If you’ve listened at all to the news lately then you’ve been hearing about Zika virus and the concern it’s causing about a possible link to microcephaly (babies born with small brains) from women who were infected during their pregnancy. I knew it was time to blog about Zika when I overheard another woman at the salon claiming that engineered mosquitoes were responsible for the Zika outbreak. Surely, this was a conspiracy theory but my suspense author brain was warmed up and not just because I was under a set of heat lamps.

I had to investigate (and make lots of notes for future books.)

Zika is a flaviviridae and is in the same family as Dengue, West-nile virus, and Hepatitis C. Zika is transmitted via mosquitoes so an infected person gets bit, and when that same mosquito bites another person, transmission can occur. 
Only about twenty percent of people infected with the virus will show symptoms. It’s unknown how long the incubation period is. An incubation period is from the time of infection until you show symptoms. 
Symptoms can include fever, rash, joint pain, headache and conjunctivitis lasting up to one week. Deaths related to Zika virus are rare. 
There is no current treatment for Zika other than prevention– which in this case is not getting bit by an infected mosquito. So repellent, mosquito nets, etc. The above information comes from the CDC website which you can further read here
 Zika was first discovered in 1947 in a Rhesus monkey in Zika Forest, Uganda. There have been previous cases in Uganda, Tanzania, and Nigeria before it broke free from Africa into other areas. It hit Chile in 2014 with cases until June 2014. And then it disappeared.

In May, 2015, Zika was confirmed in Brazil. The largest concern is Zika infection in pregnant women where it seemingly is causing arrested brain development in unborn babies or microcephaly. It’s unknown what percentage of infants, if any, develop microcephaly when the mother is infected with Zika during her pregnancy or at what point in the pregnancy this would be concerning for developing the congenital condition.

Brazil is where there was a noted spike in cases of microcephaly. Keep in mind, the link between Zika and this birth defect is suspected but scientifically unconfirmed. Some are postulating that the increased cases are due to hypervigilance and a broad screening net. The Brazilian government stated on January 27th “that of 4,180 cases of microcephaly recorded since October, it has so far confirmed 270 and rejected 462 as false diagnoses.”    

And, according to this well laid out article, the genetically engineered mosquitoes aren’t the cause for the spread of Zika. However, I do see the possibility of a future post and a very good basis for a medical thriller in the future.

What do you think about Zika? Are you worried about it? 

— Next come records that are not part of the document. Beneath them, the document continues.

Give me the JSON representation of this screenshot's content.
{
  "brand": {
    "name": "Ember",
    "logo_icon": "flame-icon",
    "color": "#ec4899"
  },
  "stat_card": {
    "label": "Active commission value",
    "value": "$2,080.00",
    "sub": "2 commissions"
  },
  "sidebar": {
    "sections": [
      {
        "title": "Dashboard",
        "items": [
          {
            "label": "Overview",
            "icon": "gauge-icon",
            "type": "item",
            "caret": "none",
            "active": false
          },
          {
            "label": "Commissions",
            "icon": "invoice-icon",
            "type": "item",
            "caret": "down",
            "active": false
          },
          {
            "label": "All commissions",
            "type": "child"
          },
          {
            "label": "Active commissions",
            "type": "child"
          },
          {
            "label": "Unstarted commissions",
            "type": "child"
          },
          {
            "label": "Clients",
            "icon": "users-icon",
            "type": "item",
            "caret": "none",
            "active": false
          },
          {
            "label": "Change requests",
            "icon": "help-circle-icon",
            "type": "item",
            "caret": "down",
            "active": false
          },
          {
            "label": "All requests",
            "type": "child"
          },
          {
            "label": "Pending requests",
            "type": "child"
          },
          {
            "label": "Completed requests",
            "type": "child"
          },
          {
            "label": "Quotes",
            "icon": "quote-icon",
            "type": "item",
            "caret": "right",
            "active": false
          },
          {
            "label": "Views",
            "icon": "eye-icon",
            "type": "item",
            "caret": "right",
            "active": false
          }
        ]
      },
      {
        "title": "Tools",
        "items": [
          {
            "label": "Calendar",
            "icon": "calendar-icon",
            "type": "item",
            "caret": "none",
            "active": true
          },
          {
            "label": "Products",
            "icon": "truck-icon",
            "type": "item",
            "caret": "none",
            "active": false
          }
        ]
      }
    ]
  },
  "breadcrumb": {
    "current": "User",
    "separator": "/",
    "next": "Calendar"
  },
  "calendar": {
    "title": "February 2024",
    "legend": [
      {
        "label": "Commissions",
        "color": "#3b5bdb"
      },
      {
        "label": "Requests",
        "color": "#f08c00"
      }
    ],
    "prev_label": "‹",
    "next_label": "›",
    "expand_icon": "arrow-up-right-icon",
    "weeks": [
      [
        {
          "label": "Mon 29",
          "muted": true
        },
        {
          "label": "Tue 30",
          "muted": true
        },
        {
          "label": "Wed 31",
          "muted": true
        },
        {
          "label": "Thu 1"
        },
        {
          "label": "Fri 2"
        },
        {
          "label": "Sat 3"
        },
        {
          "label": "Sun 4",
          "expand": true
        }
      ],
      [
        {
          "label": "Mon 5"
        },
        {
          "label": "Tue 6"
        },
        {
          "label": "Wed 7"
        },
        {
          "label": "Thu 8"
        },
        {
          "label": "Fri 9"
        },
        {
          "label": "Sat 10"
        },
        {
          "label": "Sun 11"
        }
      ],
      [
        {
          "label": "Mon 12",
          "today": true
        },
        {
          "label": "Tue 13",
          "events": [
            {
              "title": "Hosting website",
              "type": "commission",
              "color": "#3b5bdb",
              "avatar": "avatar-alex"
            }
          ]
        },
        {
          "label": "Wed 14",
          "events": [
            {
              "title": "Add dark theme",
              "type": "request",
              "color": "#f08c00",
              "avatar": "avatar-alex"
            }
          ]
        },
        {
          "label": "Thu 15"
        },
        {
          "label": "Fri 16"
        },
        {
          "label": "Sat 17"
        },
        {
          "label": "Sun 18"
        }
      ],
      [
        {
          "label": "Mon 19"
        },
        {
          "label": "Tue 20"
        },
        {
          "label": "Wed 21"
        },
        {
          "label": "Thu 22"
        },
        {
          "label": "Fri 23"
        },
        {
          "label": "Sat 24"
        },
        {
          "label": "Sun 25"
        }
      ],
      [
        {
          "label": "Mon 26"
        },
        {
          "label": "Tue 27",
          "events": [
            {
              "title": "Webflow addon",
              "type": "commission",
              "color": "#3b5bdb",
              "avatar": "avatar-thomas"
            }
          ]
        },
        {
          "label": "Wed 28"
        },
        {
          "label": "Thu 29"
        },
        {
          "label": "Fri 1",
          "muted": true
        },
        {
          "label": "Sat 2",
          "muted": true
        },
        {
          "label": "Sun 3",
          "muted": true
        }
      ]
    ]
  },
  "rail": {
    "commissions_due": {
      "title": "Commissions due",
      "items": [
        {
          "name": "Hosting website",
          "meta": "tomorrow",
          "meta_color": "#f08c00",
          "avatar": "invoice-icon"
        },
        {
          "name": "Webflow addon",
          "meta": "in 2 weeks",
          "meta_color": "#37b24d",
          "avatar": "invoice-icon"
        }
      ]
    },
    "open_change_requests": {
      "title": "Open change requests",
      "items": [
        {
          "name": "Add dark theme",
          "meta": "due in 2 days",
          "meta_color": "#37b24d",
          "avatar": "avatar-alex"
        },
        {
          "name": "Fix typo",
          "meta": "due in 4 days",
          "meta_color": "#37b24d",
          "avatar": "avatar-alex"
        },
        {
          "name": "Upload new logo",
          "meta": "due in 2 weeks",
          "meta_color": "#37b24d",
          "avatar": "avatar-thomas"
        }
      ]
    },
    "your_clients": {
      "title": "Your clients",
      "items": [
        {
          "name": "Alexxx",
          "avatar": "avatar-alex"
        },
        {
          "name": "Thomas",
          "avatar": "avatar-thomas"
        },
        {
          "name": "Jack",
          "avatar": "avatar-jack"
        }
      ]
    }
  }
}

How Likely Is It For A Parent To Be an HLA Donor Match for Bone Marrow?

Anonymous Asks:

How likely is it for a mother and an uncle to be bone marrow donor for her child? What can a donor expect if picked for donation?

Jordyn Says:

I found this article you might want to take a look at that specifically talks about the odds of a person being a match for their child. A sibling has the best chance at twenty-five percent. A parent of a child only has a one in 200 chance to be a match. Why is that? Because a child gets genetic information from two parents and it’s unlikely that these parents would have the same genetic makeup as their child. So the likelihood of both the mother and a biologically related uncle coming up a match would be pretty slim. I think both being a full match isn’t possible statistically.

This article goes into detail about what a donor can expect.